Co dawać dziecku do śniadaniówki?
Oczywiście głównie to co lubi, ale w granicach zdrowego rozsądku. Dziecko nie może jeść codziennie tych samych produktów. A jeżeli chodzi o łakocie, najlepiej zastąpić je owocami lub dawać raz w tygodniu niewielką ilość słodyczy.

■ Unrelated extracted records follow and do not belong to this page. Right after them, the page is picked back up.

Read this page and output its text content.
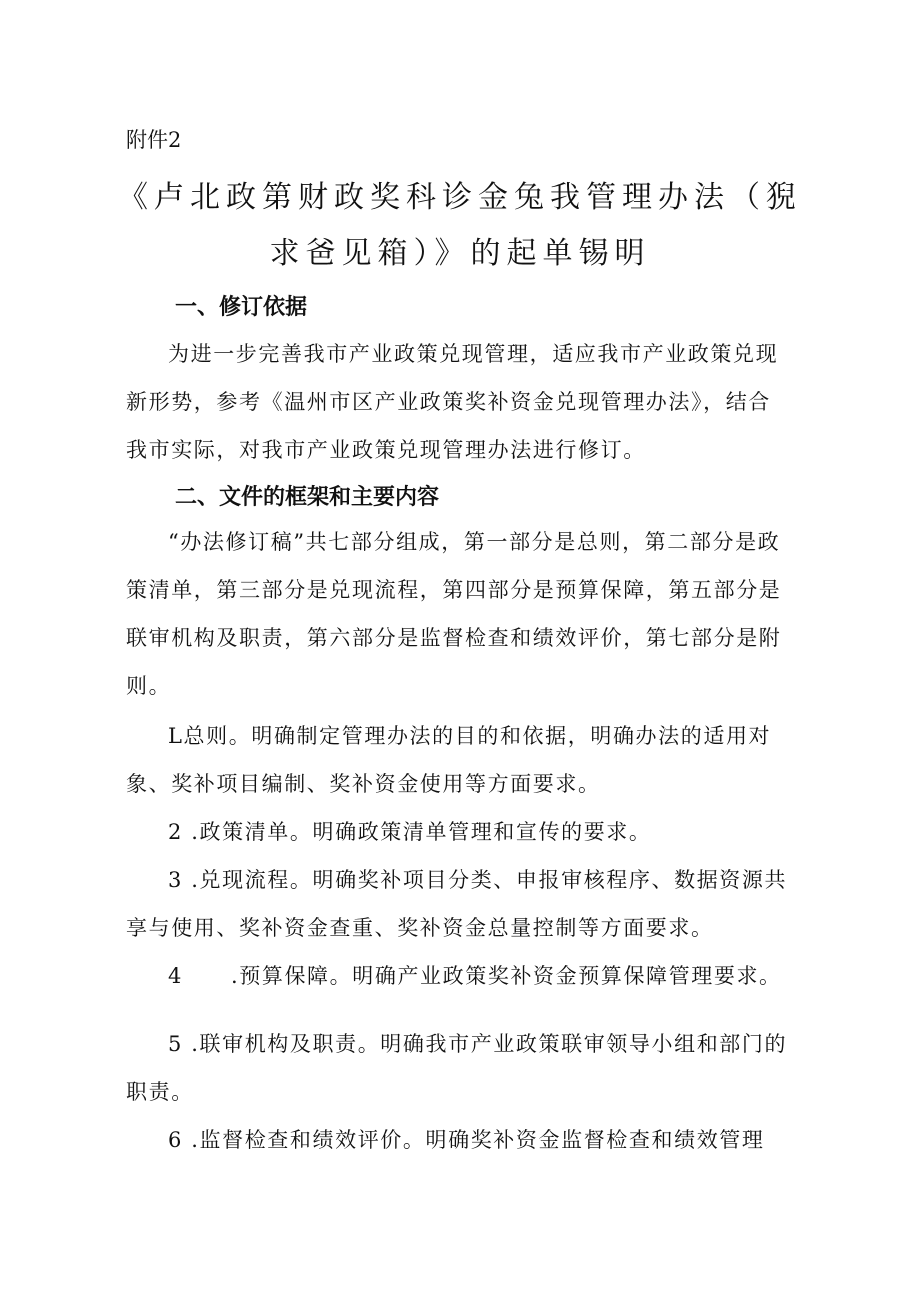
附件2
《卢北政第财政奖科诊金兔我管理办法（猊
求爸见箱）》的起单锡明
一、修订依据
为进一步完善我市产业政策兑现管理，适应我市产业政策兑现新形势，参考《温州市区产业政策奖补资金兑现管理办法》，结合我市实际，对我市产业政策兑现管理办法进行修订。
二、文件的框架和主要内容
“办法修订稿”共七部分组成，第一部分是总则，第二部分是政策清单，第三部分是兑现流程，第四部分是预算保障，第五部分是联审机构及职责，第六部分是监督检查和绩效评价，第七部分是附则。
L总则。明确制定管理办法的目的和依据，明确办法的适用对象、奖补项目编制、奖补资金使用等方面要求。
2 .政策清单。明确政策清单管理和宣传的要求。
3 .兑现流程。明确奖补项目分类、申报审核程序、数据资源共享与使用、奖补资金查重、奖补资金总量控制等方面要求。
4 .预算保障。明确产业政策奖补资金预算保障管理要求。
5 .联审机构及职责。明确我市产业政策联审领导小组和部门的职责。
6 .监督检查和绩效评价。明确奖补资金监督检查和绩效管理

Śniadanie „właściwe” to zazwyczaj kanapka z jakąś wędliną, dżemem, serem lub pomidorem. Takie kanapki owszem tłumią głód, jednak są mało wartościowe i monotonne. Dziecku szybko się znudzą. Warto je trochę urozmaicić pakując dziecku bułkę wieloziarnistą, z wędliną, plasterkiem sera, pomidorem, sałatą, papryką i np. szczypiorkiem lub tymiankiem, jeżeli dziecko je lubi. Wskazane są również ryby, zawierające kwasy omega – wtedy do kanapki wkładamy np. łososia, plasterki jajka, koperek. Dobrym pomysłem są również pasty rybne np. z tuńczyka lub makreli, które można samemu przyrządzić. Zaskakujmy też dzieci pomysłami na śniadanie. Duża ich część z pewnością wolałaby odskocznię od bułek i chleba np. w postaci naleśnika z twarożkiem, serkiem homogenizowanym lub dżemem; bliny z musem owocowym lub czekoladą, albo racuchy.

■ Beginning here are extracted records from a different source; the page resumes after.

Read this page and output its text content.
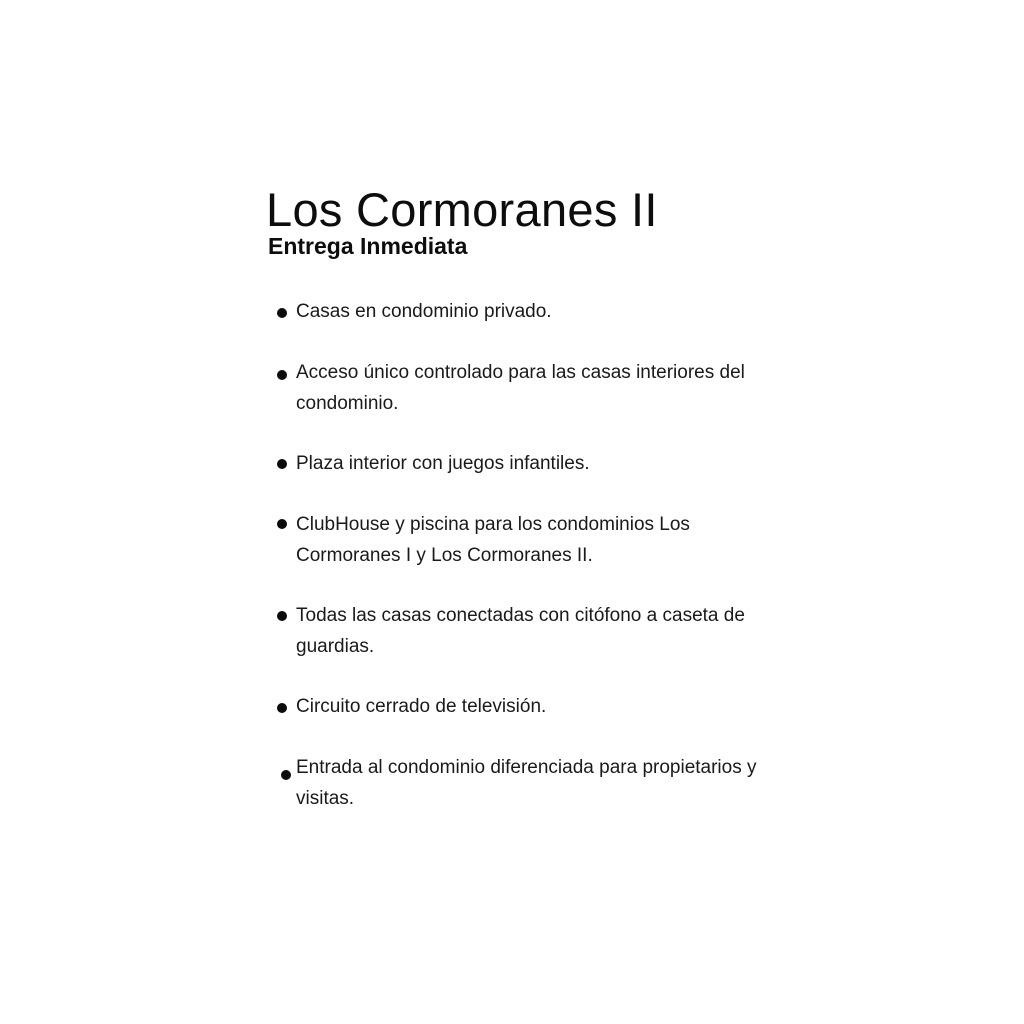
Los Cormoranes II
Entrega Inmediata
Casas en condominio privado.
Acceso único controlado para las casas interiores del condominio.
Plaza interior con juegos infantiles.
ClubHouse y piscina para los condominios Los Cormoranes I y Los Cormoranes II.
Todas las casas conectadas con citófono a caseta de guardias.
Circuito cerrado de televisión.
Entrada al condominio diferenciada para propietarios y visitas.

Warzywa to źródło witamin i błonnika, jednak niezbyt docenione przez małych smakoszy. Jeżeli chcemy sprytnie „przemycić” je do menu dziecka, trzeba wiedzieć, jakie lubi ono najbardziej i właśnie te mu często pakować do śniadaniówki. Najczęściej sprawdzają się kolorowe słupki z papryki, ogórka, kalarepy, marchwi, selera, rzepy, grube „wstążki” kapuściane oraz pomidorki koktajlowe.

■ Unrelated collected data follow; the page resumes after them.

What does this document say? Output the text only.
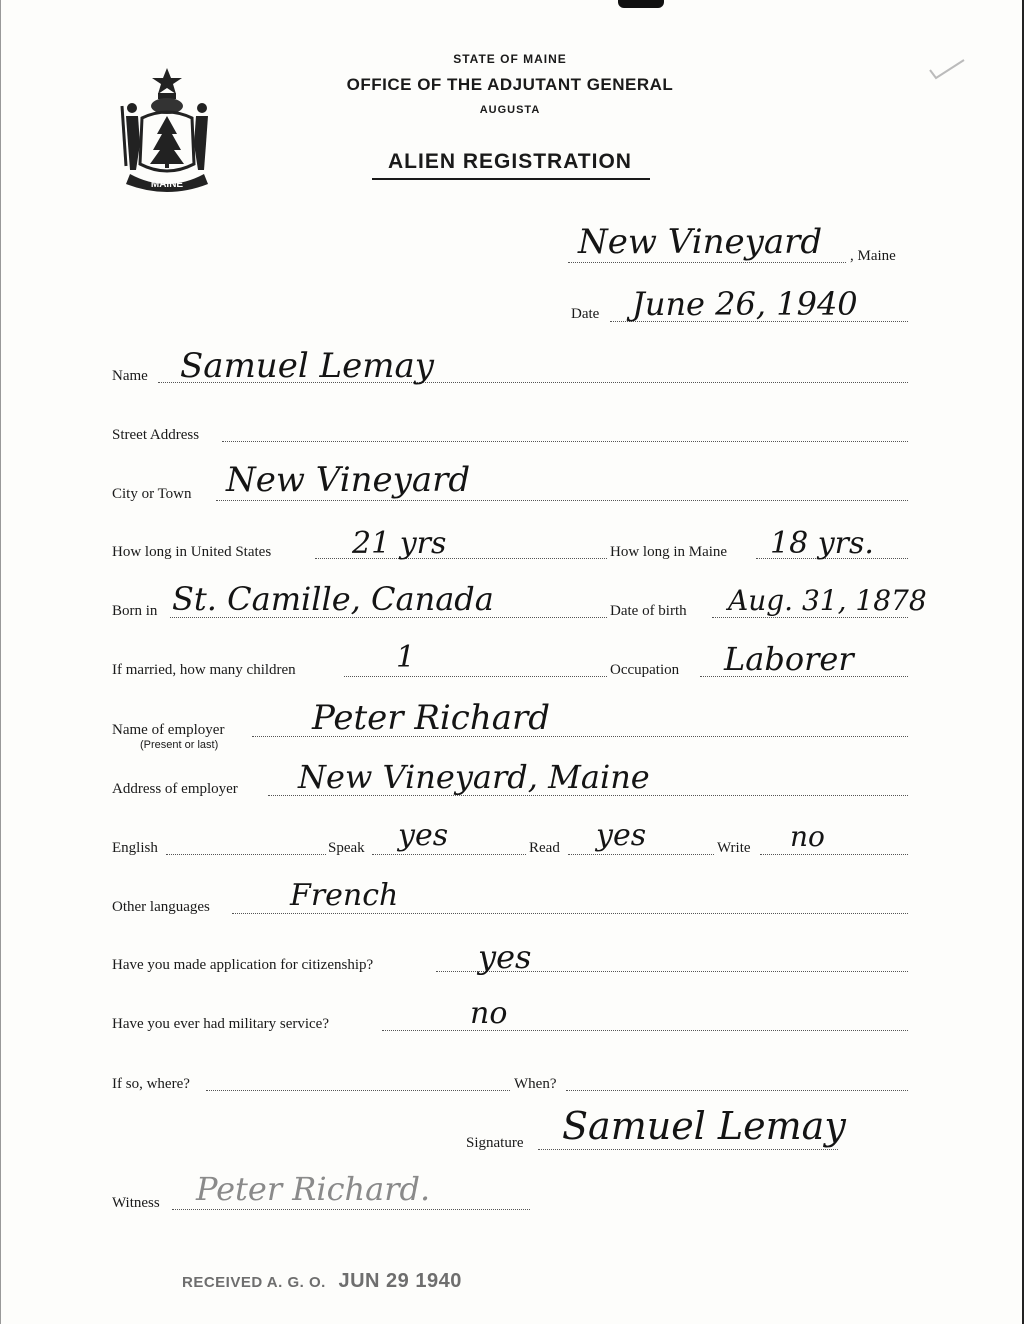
MAINE
STATE OF MAINE
OFFICE OF THE ADJUTANT GENERAL
AUGUSTA
ALIEN REGISTRATION
New Vineyard , Maine
Date June 26, 1940
Name Samuel Lemay
Street Address
City or Town New Vineyard
How long in United States	21 yrs	How long in Maine 18 yrs.
Born in St. Camille, Canada	Date of birth Aug. 31, 1878
If married, how many children	1	Occupation Laborer
Name of employer
(Present or last)
Peter Richard
Address of employer New Vineyard, Maine
English	Speak yes	Read yes	Write no
Other languages	French
Have you made application for citizenship?	yes
Have you ever had military service?	no
If so, where?	When?
Signature Samuel Lemay
Witness Peter Richard.
RECEIVED A. G. O. JUN 29 1940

Owoce są orzeźwiającą skarbnicą witamin i minerałów. Zawierają też błonnik pokarmowy, antyoksydanty i węglowodany. Jako smaczne uzupełnienie posiłku w szkole sprawdzają się jabłka, mandarynki, banany, nektarynki, śliwki, gruszki, morele i inne sezonowe. Twarde owoce, jak np. jabłka i nektarynki wspomagają trening szczęki, natomiast banany szybko sycą i dodają energii. Zawierają także potas, poprawiający pracę mięśni i zapobiegający destrukcyjnemu działaniu stresu.
Deser dla dziecka jest również istotny. Jednak pociecha musi znać „ważność” posiłków, a wiec deser pozostawić na sam koniec konsumpcji lub na moment „kryzysowy” gdy dłużej pozostaje w szkole np. na zajęciach dodatkowych. Słodki dodatek do śniadania, wcale nie musi oznaczać cukierków i batoników czekoladowych. Dziecko raczej nie odmówi cukierków lub gum witaminowych, batoników musli, wafli ryżowych z czekoladą, „mlecznej kanapki”, deserków jogurtowych, na bazie mleka sojowego, sezamków czy też bakalii z suszonymi owocami. Cukierki i czekoladę można dawać dzieciom, jednak niezbyt często np. raz na tydzień, wydzielając 4-5 sztuk lub „pasek” czekolady.
Napój jest niezbędny, zwłaszcza, gdy dziecko ma w danym dniu zajęcia z wychowania fizycznego i więcej lekcji. Dla rozwijającego się jeszcze organizmu lepiej wybierać odżywcze napoje, jak np. soki owocowe, marchwiowo-owocowe, smakowe mleka (także kozie lub sojowe) i wody mineralne. Mała butelka lub kartonik na pewno nie obciąży nadmiernie plecaka dziecka.